FrozenGene · October 31, 2018, 1:33pm

Have you used AutoTVM to train on the ARM CPU? https://docs.tvm.ai/tutorials/autotvm/tune_nnvm_arm.html

merrymercy · October 31, 2018, 1:40pm

Your GPU results are suspectable.

You should compare your numbers to our benchmark here https://github.com/dmlc/tvm/wiki/Benchmark#mobile-gpu. You can compare the frequency, number of cores of GPU.

You can also validate it through rpc using our benchmark script, which is easier and accurate.

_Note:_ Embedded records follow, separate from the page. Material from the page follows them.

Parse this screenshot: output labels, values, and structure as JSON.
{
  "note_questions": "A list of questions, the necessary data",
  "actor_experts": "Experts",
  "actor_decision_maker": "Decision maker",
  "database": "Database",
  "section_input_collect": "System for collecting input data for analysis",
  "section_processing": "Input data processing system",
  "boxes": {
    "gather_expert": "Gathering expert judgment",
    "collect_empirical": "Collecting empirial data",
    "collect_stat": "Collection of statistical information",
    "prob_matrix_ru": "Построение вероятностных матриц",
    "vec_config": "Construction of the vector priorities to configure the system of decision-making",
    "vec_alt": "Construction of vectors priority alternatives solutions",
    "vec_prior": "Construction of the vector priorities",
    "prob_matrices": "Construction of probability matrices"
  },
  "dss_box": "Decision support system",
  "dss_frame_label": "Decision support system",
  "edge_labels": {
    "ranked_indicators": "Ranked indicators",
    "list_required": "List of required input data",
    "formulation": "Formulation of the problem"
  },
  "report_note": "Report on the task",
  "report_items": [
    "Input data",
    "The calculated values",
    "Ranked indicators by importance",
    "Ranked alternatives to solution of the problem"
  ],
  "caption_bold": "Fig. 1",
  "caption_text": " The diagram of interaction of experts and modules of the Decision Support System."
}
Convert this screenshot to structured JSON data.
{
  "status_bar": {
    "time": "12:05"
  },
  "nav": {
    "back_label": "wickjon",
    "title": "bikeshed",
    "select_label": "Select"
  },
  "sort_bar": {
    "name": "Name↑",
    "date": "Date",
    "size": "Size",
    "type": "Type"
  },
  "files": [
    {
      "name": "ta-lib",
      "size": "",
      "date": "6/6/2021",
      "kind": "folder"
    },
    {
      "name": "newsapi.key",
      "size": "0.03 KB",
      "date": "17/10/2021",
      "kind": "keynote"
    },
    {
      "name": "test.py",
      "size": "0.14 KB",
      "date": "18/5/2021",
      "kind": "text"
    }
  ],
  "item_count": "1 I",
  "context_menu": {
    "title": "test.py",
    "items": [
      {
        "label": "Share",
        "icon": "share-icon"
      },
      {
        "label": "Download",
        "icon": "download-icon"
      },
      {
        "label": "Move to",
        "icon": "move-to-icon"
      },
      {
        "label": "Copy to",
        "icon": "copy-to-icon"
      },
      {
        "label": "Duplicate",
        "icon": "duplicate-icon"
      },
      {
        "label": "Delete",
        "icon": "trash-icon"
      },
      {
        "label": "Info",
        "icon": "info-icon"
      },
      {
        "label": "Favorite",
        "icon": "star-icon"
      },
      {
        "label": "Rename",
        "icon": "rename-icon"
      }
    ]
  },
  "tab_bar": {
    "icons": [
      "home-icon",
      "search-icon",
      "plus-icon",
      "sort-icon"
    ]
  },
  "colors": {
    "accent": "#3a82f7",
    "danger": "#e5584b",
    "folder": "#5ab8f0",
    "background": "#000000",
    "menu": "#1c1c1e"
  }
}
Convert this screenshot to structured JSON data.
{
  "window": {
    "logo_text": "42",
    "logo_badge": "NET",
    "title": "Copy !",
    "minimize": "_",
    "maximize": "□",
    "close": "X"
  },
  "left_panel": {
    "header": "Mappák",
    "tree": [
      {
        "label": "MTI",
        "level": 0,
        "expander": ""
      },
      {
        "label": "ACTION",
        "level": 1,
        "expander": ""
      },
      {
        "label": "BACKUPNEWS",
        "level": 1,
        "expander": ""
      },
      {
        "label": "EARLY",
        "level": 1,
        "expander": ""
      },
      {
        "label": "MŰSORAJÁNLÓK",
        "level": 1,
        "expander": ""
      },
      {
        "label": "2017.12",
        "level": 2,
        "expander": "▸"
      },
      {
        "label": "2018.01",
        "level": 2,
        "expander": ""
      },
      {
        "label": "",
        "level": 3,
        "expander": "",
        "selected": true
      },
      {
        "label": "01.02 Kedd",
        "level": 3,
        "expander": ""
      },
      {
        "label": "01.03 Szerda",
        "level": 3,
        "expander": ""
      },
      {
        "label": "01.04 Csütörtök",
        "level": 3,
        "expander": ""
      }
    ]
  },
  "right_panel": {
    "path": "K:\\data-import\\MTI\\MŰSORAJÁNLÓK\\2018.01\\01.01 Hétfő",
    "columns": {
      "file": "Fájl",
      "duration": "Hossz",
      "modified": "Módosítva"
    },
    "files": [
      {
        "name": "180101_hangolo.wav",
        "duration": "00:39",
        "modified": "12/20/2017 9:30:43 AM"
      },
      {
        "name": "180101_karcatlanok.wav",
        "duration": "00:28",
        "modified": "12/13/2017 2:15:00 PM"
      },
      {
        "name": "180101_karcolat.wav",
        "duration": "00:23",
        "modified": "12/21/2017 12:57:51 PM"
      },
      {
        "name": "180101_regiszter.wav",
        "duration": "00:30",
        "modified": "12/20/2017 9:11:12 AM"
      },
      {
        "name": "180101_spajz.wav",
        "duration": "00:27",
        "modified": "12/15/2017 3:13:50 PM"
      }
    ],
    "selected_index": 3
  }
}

daeinki · November 1, 2018, 4:49am

Thanks for reply.
I will try to validate it using the benchmark script.

Thanks,
Inki Dae

daeinki · November 2, 2018, 2:24am

By the way, have you tested inference on real device and c++ code not RPC way and python code?
As I mentioned above, the result says correct label and it shown response time too faster than CPU. Anyway, I will test other models also to make sure.

Thanks,
Inki Dae

daeinki · November 2, 2018, 12:16am

I’d never used AutoTVM.

FrozenGene · November 2, 2018, 1:35am

I think you should train it using autotvm to get better result.

daeinki · November 2, 2018, 2:25am

Thanks for advice.

chay · May 8, 2023, 1:57am

hi，

How can I do AutoTVM while my arm platform have no python environment, which means I can’t not use RPC.